Chew’s and O’Laughlin’s approach to reconsidering the face values of the tiles involves adjusting their equity values. Equity value in Scrabble is similar to advanced baseball stats that compare players to an “average” replacement. Scrabble theorists have been calculating this stat—let’s call it VORT, or Value Over Replacement Tile—since the 1980s. “The Barry Bonds of the Scrabble set,” O’Laughlin said, is the blank, with a VORT of about 25 points. That means a blank plus six random tiles will likely net 25 more points than seven random tiles. At the other end, the Q has the lowest VORT, about -7 points.
To perform a revaluation using VORT, Chew and O’Laughlin would shift the equity value of positive tiles downward and negative tiles upward, have Quackle play thousands of games against itself using those new values, and keep adjusting the values and making Quackle play until the equity of each tile approaches zero. At that point, the tiles could be given corresponding face values, which would be based on how Scrabble is played by the world’s best player.
Chew and O’Laughlin said they aren’t interested in conducting that analysis because it would be time-consuming and wouldn’t add to the understanding of the game. But they have begun trading emails with Lewis, who told me he’s eager to work with the Scrabble quants to learn more and find ways to study the statistical properties of the tiles further. Which shows how, in contrast to the way this story is being framed in the media—Scrabble Controversy!—it’s really just a bunch of curious living-room players and super-smart computer guys swapping ideas about game theory and analysis. Lewis isn’t demanding that the game’s manufacturers change anything, just performing an interesting statistical and intellectual exercise.
Still, he does believe, as he wrote in a new post on Wednesday, that tweaking Scrabble’s tile values would “keep the intentional luck in the game and remove the unintentional luck that has crept in over time as the use of English has changed.” He’s perplexed as to why competitive Scrabble players wouldn’t favor mediating some of the luck, because that might make the results of games and tournaments more accurate.

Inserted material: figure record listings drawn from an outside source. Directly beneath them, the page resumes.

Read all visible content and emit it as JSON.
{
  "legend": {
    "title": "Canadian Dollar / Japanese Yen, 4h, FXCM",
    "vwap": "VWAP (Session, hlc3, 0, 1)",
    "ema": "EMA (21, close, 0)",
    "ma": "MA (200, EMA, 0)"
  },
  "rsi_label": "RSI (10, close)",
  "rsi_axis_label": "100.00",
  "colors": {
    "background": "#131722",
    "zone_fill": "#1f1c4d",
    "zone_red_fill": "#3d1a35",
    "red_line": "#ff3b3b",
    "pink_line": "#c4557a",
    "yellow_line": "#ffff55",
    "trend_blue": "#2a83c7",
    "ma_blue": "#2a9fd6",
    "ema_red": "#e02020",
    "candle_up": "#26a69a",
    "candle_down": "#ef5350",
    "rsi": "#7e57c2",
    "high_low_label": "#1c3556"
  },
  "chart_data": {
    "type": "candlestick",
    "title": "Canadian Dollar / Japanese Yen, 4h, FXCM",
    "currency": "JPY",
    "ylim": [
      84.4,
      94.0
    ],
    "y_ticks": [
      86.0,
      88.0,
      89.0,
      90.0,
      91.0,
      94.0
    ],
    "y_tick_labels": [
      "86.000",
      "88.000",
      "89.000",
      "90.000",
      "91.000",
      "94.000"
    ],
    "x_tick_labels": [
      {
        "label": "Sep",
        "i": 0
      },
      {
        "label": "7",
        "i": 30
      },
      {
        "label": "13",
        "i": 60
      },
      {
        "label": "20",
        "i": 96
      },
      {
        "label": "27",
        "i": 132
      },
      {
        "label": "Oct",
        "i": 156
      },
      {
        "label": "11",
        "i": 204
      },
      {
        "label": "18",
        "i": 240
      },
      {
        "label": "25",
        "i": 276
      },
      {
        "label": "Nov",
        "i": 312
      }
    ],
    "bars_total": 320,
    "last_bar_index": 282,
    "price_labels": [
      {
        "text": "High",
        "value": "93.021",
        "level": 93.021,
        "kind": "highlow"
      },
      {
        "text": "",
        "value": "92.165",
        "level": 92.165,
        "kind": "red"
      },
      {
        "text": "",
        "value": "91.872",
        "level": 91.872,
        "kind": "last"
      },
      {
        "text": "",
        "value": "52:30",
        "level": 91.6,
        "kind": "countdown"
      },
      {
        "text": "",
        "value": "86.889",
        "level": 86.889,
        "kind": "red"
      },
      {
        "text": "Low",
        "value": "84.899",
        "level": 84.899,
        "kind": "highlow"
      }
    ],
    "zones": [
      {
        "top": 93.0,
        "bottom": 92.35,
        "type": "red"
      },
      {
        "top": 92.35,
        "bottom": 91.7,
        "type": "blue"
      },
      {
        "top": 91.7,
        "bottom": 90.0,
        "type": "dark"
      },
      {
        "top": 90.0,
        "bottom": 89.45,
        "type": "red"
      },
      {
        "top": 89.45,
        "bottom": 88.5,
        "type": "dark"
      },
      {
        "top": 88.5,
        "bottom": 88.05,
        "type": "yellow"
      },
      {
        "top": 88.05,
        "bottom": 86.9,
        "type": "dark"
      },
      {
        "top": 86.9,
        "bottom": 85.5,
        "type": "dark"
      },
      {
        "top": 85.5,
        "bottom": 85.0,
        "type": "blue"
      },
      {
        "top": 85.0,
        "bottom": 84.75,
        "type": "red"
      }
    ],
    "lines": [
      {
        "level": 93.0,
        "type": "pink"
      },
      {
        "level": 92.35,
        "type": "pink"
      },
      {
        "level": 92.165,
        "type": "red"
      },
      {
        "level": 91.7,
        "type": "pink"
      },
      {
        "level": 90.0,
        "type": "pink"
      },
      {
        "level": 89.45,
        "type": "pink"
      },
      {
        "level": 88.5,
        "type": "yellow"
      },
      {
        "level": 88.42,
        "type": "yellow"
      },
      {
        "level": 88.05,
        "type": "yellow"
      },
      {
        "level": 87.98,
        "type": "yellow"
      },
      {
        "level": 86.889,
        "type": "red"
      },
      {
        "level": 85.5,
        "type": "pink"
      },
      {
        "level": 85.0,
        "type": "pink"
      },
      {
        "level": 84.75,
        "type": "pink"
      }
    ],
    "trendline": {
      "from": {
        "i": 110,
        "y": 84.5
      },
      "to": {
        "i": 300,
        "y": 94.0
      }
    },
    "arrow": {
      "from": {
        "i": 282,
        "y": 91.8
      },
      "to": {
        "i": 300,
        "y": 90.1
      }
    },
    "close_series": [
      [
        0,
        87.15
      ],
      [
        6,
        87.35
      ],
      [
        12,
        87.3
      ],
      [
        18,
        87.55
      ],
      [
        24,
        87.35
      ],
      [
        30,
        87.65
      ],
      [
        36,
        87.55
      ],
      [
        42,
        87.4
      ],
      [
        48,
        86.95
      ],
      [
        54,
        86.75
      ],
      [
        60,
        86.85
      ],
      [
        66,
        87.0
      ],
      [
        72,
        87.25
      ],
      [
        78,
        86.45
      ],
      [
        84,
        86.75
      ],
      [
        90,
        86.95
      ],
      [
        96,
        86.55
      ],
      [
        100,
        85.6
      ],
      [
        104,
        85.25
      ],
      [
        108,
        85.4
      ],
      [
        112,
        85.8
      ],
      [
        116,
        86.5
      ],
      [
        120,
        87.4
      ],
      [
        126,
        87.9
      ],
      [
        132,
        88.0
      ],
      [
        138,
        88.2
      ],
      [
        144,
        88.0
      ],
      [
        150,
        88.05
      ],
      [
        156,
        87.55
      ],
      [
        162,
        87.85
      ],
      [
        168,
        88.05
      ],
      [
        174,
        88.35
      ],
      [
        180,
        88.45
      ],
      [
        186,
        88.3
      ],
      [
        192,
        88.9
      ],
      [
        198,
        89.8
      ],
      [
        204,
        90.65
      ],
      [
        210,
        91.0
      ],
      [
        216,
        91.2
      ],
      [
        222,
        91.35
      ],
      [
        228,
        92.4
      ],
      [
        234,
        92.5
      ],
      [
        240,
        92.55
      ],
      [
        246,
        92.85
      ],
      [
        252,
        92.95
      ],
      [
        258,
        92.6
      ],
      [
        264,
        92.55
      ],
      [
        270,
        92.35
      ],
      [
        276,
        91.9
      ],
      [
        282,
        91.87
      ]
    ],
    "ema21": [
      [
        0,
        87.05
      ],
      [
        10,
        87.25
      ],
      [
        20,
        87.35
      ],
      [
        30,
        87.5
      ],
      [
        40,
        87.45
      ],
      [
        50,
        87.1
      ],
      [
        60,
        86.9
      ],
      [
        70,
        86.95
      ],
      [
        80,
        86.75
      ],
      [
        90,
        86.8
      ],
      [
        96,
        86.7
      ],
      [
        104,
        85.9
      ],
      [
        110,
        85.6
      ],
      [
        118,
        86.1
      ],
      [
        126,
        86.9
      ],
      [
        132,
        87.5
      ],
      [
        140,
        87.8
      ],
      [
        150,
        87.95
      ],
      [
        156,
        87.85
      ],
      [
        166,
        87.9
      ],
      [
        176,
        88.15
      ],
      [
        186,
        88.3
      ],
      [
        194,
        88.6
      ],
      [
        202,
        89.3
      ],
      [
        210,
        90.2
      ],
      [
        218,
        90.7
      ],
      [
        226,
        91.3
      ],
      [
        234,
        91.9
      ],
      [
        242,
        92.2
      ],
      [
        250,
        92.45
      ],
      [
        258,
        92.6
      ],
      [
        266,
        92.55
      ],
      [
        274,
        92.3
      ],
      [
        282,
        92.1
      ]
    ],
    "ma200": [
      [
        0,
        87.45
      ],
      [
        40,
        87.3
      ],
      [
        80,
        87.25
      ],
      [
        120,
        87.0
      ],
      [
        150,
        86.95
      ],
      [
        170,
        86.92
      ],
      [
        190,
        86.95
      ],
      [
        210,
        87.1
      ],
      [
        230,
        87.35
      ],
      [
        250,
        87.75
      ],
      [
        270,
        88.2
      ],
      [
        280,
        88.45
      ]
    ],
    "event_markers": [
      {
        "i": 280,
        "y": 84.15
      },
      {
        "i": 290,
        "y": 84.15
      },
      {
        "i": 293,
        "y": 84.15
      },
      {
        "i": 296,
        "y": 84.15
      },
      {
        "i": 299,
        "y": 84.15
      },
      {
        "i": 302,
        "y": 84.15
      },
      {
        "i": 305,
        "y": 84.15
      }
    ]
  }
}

I can answer that. Because Scrabble players understand that the game’s inequities are on the margins, and that figuring them out is a crucial part of learning to play well. And we respect, and are in fact awed by, how Alfred Butts, without the benefit of computer programs and language databases, came damn close to nailing both letter distribution and letter valuation, and in the process created a game that exquisitely, often maddeningly, balances skill and luck. Making the X worth six points won’t improve on that.
Correction, Jan. 19, 2013: This article originally misspelled the name of Alfred Butts’ first word game, Lexiko.